5) The Profits Bubble by Chris Brightman
One of the biggest concerns that I have currently has been the very elevated level of corporate profits. Profits have been driven by accounting magic rather than increases to the top line of revenue. Chris summed this up well:
"Profits are dangerously elevated by all reasonable measures. S&P 500 Index real earnings per share are far above their long-term historical trend. Industry profit margins are at or near all-time highs. Corporate profits, both as a percentage of GDP and relative to labor income, are at or near record levels. The dramatic rise in income inequality is a direct consequence of this spectacular reallocation of income to capital and away from labor."
"Many of today's investors uncritically assume that the conditions they have known over the course of their professional careers must be normal. The idea that we may soon experience a multi-decade period of zero or negative growth in real earnings per share, taking the level of profits down to a lower share of national income, seems preposterous. Yet economic history has seen many examples of such a turn, including the 1880–1890s, the World Wars, the 1930s, and the 1970–1980s. In fact, almost every decade except the 1990s and 2000s saw a protracted profits slump. Some declines in profitability lasted most of a decade; others, longer!"

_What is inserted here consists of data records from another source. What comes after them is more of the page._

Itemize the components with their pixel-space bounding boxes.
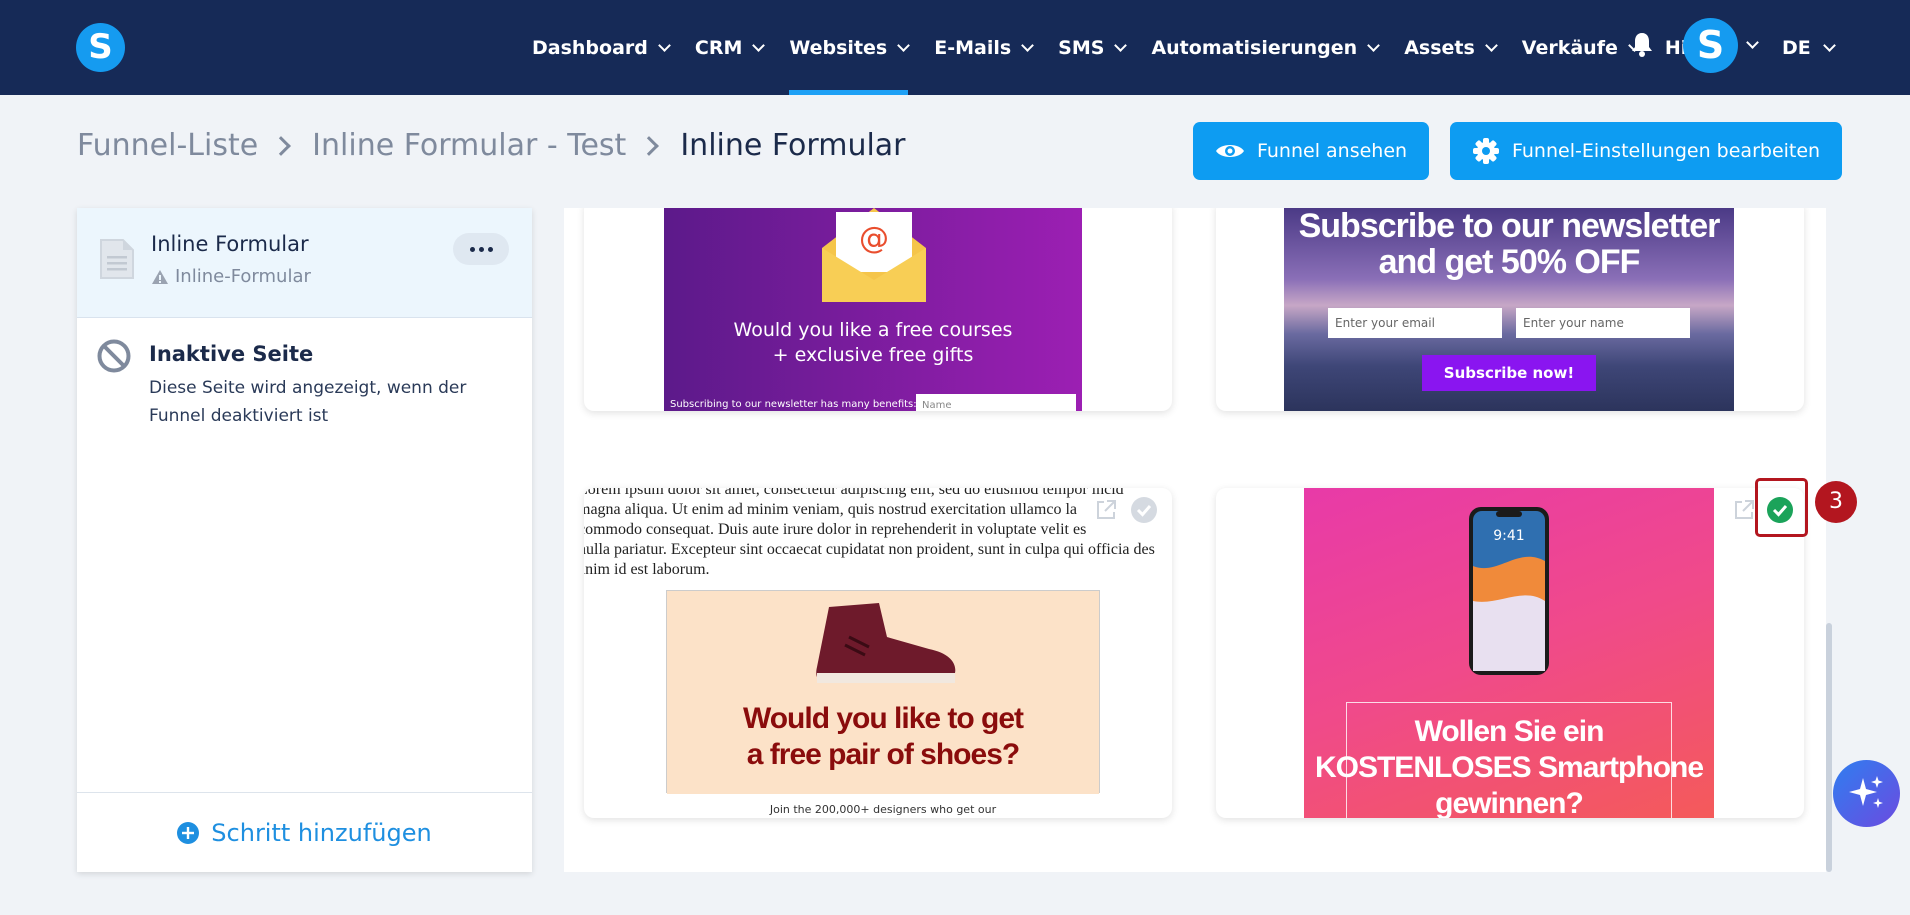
template-banner: Would you like to get a free pair of sho… bbox=[667, 591, 1099, 794]
nav-assets[interactable]: Assets bbox=[1404, 0, 1498, 95]
template-preview: Would you like to get a free pair of sho… bbox=[666, 590, 1100, 816]
button-label: Funnel ansehen bbox=[1257, 140, 1408, 162]
template-title: Subscribe to our newsletter and get 50% … bbox=[1298, 208, 1721, 281]
nav-emails[interactable]: E-Mails bbox=[934, 0, 1035, 95]
step-type-label: Inline-Formular bbox=[175, 266, 311, 287]
nav-label: CRM bbox=[694, 36, 743, 59]
chevron-down-icon bbox=[752, 38, 766, 52]
warning-icon bbox=[152, 269, 168, 284]
eye-icon bbox=[1216, 145, 1244, 157]
check-circle-icon[interactable] bbox=[1130, 496, 1158, 524]
chevron-down-icon bbox=[658, 38, 671, 52]
more-options-icon[interactable] bbox=[453, 233, 509, 265]
step-title: Inline Formular bbox=[151, 232, 309, 256]
add-step-label: Schritt hinzufügen bbox=[211, 818, 432, 847]
template-headline: Wollen Sie ein KOSTENLOSES Smartphone ge… bbox=[1314, 715, 1704, 818]
step-inline-formular[interactable]: Inline Formular Inline-Formular bbox=[77, 208, 532, 318]
template-name-field: Name bbox=[916, 394, 1076, 411]
template-email-field: Enter your email bbox=[1328, 308, 1502, 338]
language-selector[interactable]: DE bbox=[1782, 0, 1836, 95]
template-card-free-courses[interactable]: @ Would you like a free courses + exclus… bbox=[584, 208, 1172, 411]
template-subscribe-button: Subscribe now! bbox=[1422, 355, 1596, 391]
add-step-button[interactable]: Schritt hinzufügen bbox=[77, 792, 532, 872]
nav-automations[interactable]: Automatisierungen bbox=[1151, 0, 1381, 95]
view-funnel-button[interactable]: Funnel ansehen bbox=[1193, 122, 1430, 180]
nav-label: Websites bbox=[789, 36, 888, 59]
template-small-text: Join the 200,000+ designers who get our bbox=[769, 803, 997, 816]
envelope-icon: @ bbox=[822, 208, 926, 302]
chevron-right-icon bbox=[271, 135, 292, 156]
chevron-down-icon bbox=[897, 38, 911, 52]
chevron-down-icon bbox=[1822, 38, 1836, 52]
chevron-right-icon bbox=[639, 135, 660, 156]
nav-crm[interactable]: CRM bbox=[694, 0, 766, 95]
nav-dashboard[interactable]: Dashboard bbox=[532, 0, 671, 95]
chevron-down-icon bbox=[1114, 38, 1128, 52]
template-text: Would you like a free courses + exclusiv… bbox=[733, 319, 1013, 366]
nav-label: SMS bbox=[1058, 36, 1105, 59]
plus-circle-icon bbox=[177, 821, 200, 844]
svg-text:9:41: 9:41 bbox=[1493, 528, 1524, 544]
breadcrumb-current-step: Inline Formular bbox=[680, 128, 906, 163]
breadcrumb-funnel[interactable]: Inline Formular - Test bbox=[312, 128, 626, 163]
chevron-down-icon[interactable] bbox=[1746, 36, 1759, 49]
template-preview: 9:41 Wollen Sie ein KOSTENLOSES Smartpho… bbox=[1304, 488, 1714, 818]
nav-label: Automatisierungen bbox=[1151, 36, 1358, 59]
language-label: DE bbox=[1782, 36, 1811, 59]
scrollbar[interactable] bbox=[1826, 208, 1832, 872]
shoe-icon bbox=[816, 603, 956, 683]
template-gallery: @ Would you like a free courses + exclus… bbox=[564, 208, 1832, 872]
nav-label: Dashboard bbox=[532, 36, 648, 59]
nav-label: Assets bbox=[1404, 36, 1475, 59]
app-logo[interactable]: S bbox=[76, 23, 125, 72]
nav-label: E-Mails bbox=[934, 36, 1012, 59]
template-card-newsletter[interactable]: Subscribe to our newsletter and get 50% … bbox=[1216, 208, 1804, 411]
template-preview: Subscribe to our newsletter and get 50% … bbox=[1284, 208, 1734, 411]
breadcrumb-funnel-list[interactable]: Funnel-Liste bbox=[77, 128, 258, 163]
funnel-steps-panel: Inline Formular Inline-Formular Inaktive… bbox=[77, 208, 532, 872]
nav-sales[interactable]: Verkäufe bbox=[1521, 0, 1641, 95]
disabled-icon bbox=[97, 339, 131, 373]
gear-icon bbox=[1473, 138, 1499, 164]
template-card-smartphone[interactable]: 9:41 Wollen Sie ein KOSTENLOSES Smartpho… bbox=[1216, 488, 1804, 818]
chevron-down-icon bbox=[1484, 38, 1498, 52]
user-avatar[interactable]: S bbox=[1683, 18, 1738, 73]
inactive-page-title[interactable]: Inaktive Seite bbox=[149, 342, 313, 366]
external-link-icon[interactable] bbox=[1094, 498, 1118, 522]
sparkle-icon bbox=[1849, 776, 1883, 808]
step-type: Inline-Formular bbox=[151, 266, 311, 287]
template-name-field: Enter your name bbox=[1516, 308, 1690, 338]
bell-icon[interactable] bbox=[1631, 31, 1653, 57]
annotation-step-badge: 3 bbox=[1815, 481, 1857, 523]
nav-sms[interactable]: SMS bbox=[1058, 0, 1128, 95]
main-nav: Dashboard CRM Websites E-Mails SMS Autom… bbox=[532, 0, 1741, 95]
template-preview: @ Would you like a free courses + exclus… bbox=[664, 208, 1082, 411]
template-headline: Would you like to get a free pair of sho… bbox=[742, 702, 1024, 771]
button-label: Funnel-Einstellungen bearbeiten bbox=[1512, 140, 1821, 162]
template-lorem-text: Lorem ipsum dolor sit amet, consectetur … bbox=[584, 488, 1155, 578]
edit-funnel-settings-button[interactable]: Funnel-Einstellungen bearbeiten bbox=[1450, 122, 1843, 180]
external-link-icon[interactable] bbox=[1732, 498, 1756, 522]
annotation-highlight bbox=[1755, 478, 1808, 537]
document-icon bbox=[100, 239, 134, 279]
breadcrumb: Funnel-Liste Inline Formular - Test Inli… bbox=[77, 128, 906, 163]
ai-assistant-button[interactable] bbox=[1833, 760, 1900, 827]
nav-websites[interactable]: Websites bbox=[789, 0, 911, 95]
smartphone-icon: 9:41 bbox=[1469, 507, 1549, 675]
top-navigation: S Dashboard CRM Websites E-Mails SMS Aut… bbox=[0, 0, 1910, 95]
nav-label: Verkäufe bbox=[1521, 36, 1618, 59]
inactive-page-description: Diese Seite wird angezeigt, wenn der Fun… bbox=[149, 378, 467, 426]
scrollbar-thumb[interactable] bbox=[1826, 623, 1832, 872]
chevron-down-icon bbox=[1367, 38, 1381, 52]
svg-text:@: @ bbox=[859, 221, 889, 256]
template-benefits: Subscribing to our newsletter has many b… bbox=[670, 399, 917, 410]
template-card-shoes[interactable]: Lorem ipsum dolor sit amet, consectetur … bbox=[584, 488, 1172, 818]
chevron-down-icon bbox=[1021, 38, 1035, 52]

Chart Of The Week: Income Inequality
Chris Brightman touched on the issue of income inequality in his profits study above. This past week I showed this point specifically in the following chart on profits versus wages and employment.
"Those two charts also suggest that, despite hopes of continued profit growth, the ability to increase profits from suppressing employment and wages is both finite and likely nearer its end than the beginning. In other words, what happens to corporate profit growth when there is an inability to extract profitability through cost cutting?"
The real issue is not "income inequality" but "productive inequality." The solution to solving income disparity is by focusing on measures that increase productive capacity.
While the issue of income inequality is going to be the centerpiece of the upcoming State of the Union address, it is more about diverting attention away from the Affordable Care Act than economic reality.
Political Calculations devolved the argument of income inequality quite well:
"Income inequality theory is a lot like ancient astronaut theory, in that in order to believe in it, you have to disregard a lot of evidence to the contrary."